Terça-feira, 08/04/2025 — O ministro do Supremo Tribunal Federal (STF), Alexandre de Moraes, foi destaque em reportagem publicada pela revista norte-americana The New Yorker na última segunda-feira (07/04). A matéria, assinada pelo jornalista Jon Lee Anderson, ocorre no contexto de um projeto de lei apresentado na Câmara dos Representantes dos Estados Unidos que prevê sanções contra o magistrado brasileiro.
A entrevista foi concedida durante sua participação no seminário “A necessidade de regulamentar as redes sociais e o papel das plataformas na economia digital”, realizado em Brasília. Na ocasião, Moraes afirmou que possíveis sanções não influenciarão suas decisões, enfatizando que “se mandarem um porta-aviões, aí a gente vê. Se o porta-aviões não chegar até o Lago Paranoá, não vai influenciar a decisão aqui no Brasil”.
Pressões de parlamentares ligados a Donald Trump
O projeto de sanção contra Moraes tem como base críticas de congressistas norte-americanos alinhados ao ex-presidente Donald Trump, motivadas por decisões recentes do ministro que determinaram o bloqueio de redes sociais como o X (antigo Twitter) e o Rumble. As decisões foram tomadas após as plataformas se recusarem a cumprir ordens judiciais de suspensão de contas que veiculavam conteúdos extremistas.
Nos Estados Unidos, a atuação de Moraes tem sido retratada como incompatível com os princípios da liberdade de expressão, argumento usado por parlamentares para justificar o pedido de sanções com base na Lei Global Magnitsky, que permite punições a autoridades estrangeiras acusadas de violações a direitos humanos.
Investigação contra Bolsonaro e protestos pela anistia
No Brasil, Moraes segue sendo alvo de apoiadores do ex-presidente Jair Bolsonaro, especialmente nos protestos que pedem anistia para os envolvidos nos atos de 8 de janeiro de 2023, em que as sedes dos Três Poderes foram invadidas. O ministro conduz inquéritos relacionados à tentativa de golpe de Estado, cujas investigações envolvem diretamente o ex-presidente.

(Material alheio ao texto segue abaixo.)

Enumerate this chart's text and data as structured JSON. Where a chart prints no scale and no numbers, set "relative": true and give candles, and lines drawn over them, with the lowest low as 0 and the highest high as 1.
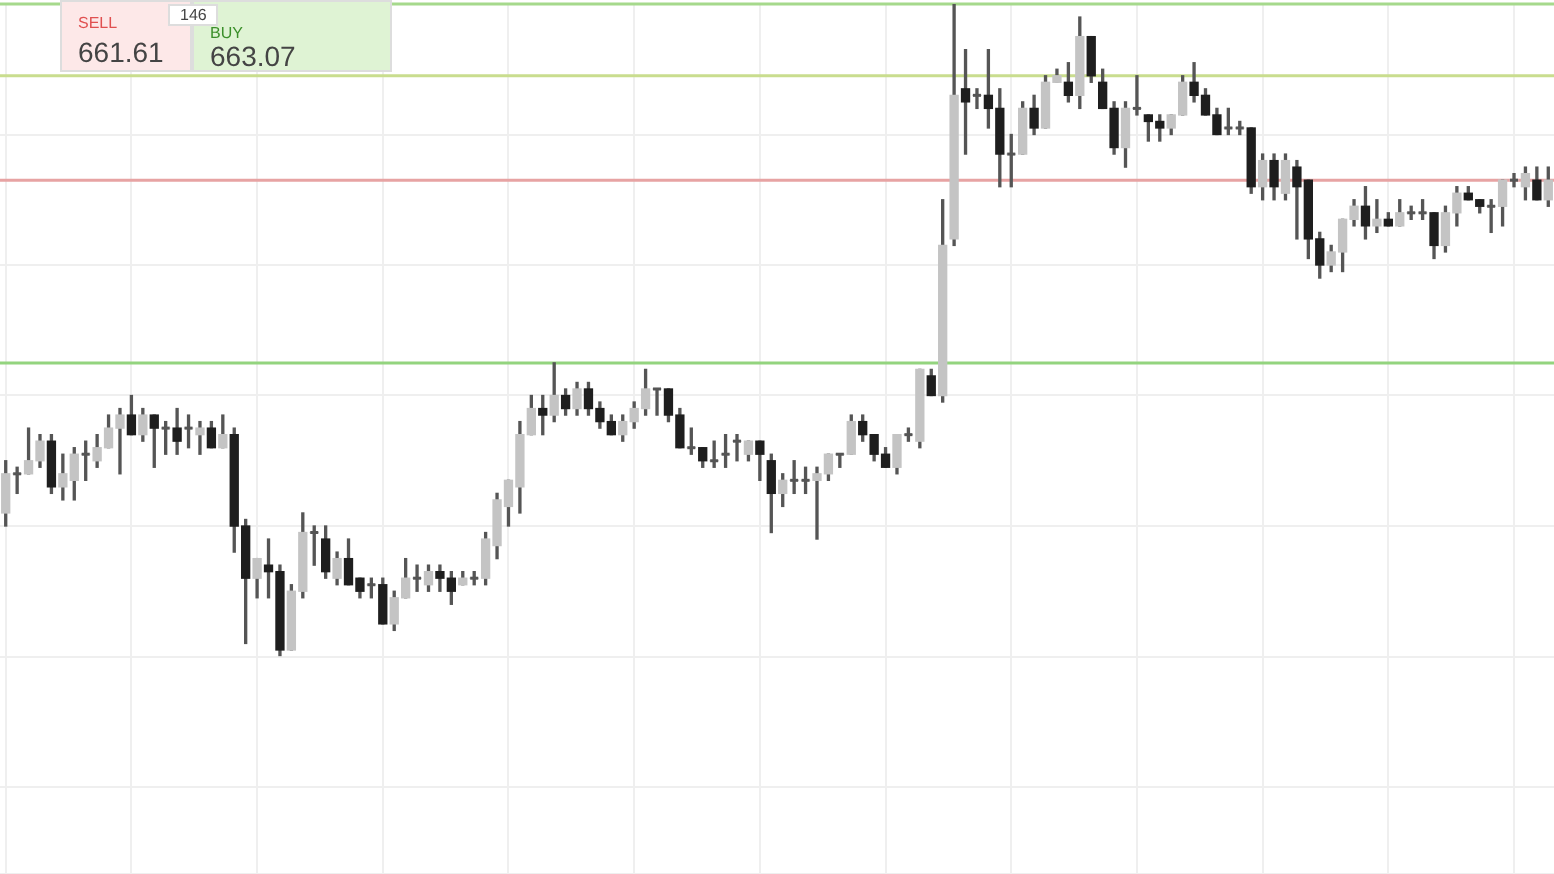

Na entrevista à The New Yorker, Moraes descartou a possibilidade de reversão da inelegibilidade de Bolsonaro, destacando que o ex-mandatário foi condenado em duas ações no Tribunal Superior Eleitoral (TSE) e que os processos já transitaram ao STF.
“É possível que Bolsonaro seja absolvido na ação criminal, porque o julgamento está apenas começando. Mas ele tem duas condenações por inelegibilidade. Portanto, não há possibilidade de seu retorno, porque ambos os casos já foram objeto de recurso e agora tramitam no Supremo”, declarou Moraes.

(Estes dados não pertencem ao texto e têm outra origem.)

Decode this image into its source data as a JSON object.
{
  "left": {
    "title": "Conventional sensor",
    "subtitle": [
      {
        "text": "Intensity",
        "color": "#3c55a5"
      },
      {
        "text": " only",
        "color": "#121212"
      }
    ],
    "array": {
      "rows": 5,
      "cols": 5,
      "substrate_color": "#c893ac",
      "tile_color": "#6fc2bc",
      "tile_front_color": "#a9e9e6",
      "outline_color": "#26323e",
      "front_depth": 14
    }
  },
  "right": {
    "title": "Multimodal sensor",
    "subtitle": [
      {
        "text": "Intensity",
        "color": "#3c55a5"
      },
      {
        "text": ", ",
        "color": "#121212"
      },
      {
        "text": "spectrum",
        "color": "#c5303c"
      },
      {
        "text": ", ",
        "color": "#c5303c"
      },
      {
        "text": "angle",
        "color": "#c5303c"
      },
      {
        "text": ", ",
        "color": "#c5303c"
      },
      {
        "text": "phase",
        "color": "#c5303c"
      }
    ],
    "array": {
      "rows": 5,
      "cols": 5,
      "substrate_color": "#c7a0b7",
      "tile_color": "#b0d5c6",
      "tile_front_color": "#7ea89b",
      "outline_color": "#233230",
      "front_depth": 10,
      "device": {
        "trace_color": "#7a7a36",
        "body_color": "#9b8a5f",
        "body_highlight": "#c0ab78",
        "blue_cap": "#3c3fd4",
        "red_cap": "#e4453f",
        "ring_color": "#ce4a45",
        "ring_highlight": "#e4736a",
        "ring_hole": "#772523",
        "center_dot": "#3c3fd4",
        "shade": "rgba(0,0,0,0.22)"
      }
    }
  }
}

Eduardo Bolsonaro e o apoio ao projeto de sanções
O tema ganhou destaque na imprensa internacional após o deputado Eduardo Bolsonaro (PL-SP), filho do ex-presidente, anunciar licença do mandato para residir nos Estados Unidos. O congressista alegou que a decisão visa articular apoio contra o que chamou de “perseguição judicial” conduzida por Moraes e pela Polícia Federal.
O deputado republicano Rich McCormick usou o episódio para reforçar o apoio ao projeto de sanções. Em comunicado, afirmou que a decisão de Eduardo reflete “a alarmante deterioração da democracia no Brasil”.
“O fato de Eduardo Bolsonaro, o deputado mais votado da história do Brasil e filho do ex-presidente Jair Bolsonaro, ter sido forçado a buscar exílio nos Estados Unidos demonstra a gravidade da situação”, afirmou McCormick.
Contexto internacional e reações institucionais
As críticas internacionais a Alexandre de Moraes ocorrem em um momento de tensão institucional entre Poder Judiciário e segmentos da direita brasileira, repercutindo em foros diplomáticos e no debate político sobre liberdade de expressão, combate à desinformação e limites da jurisdição transnacional.
Até o momento, o governo brasileiro não se pronunciou oficialmente sobre o projeto em tramitação no Congresso dos EUA, tampouco houve manifestação do Departamento de Estado norte-americano sobre a eventual aplicação da Lei Magnitsky no caso.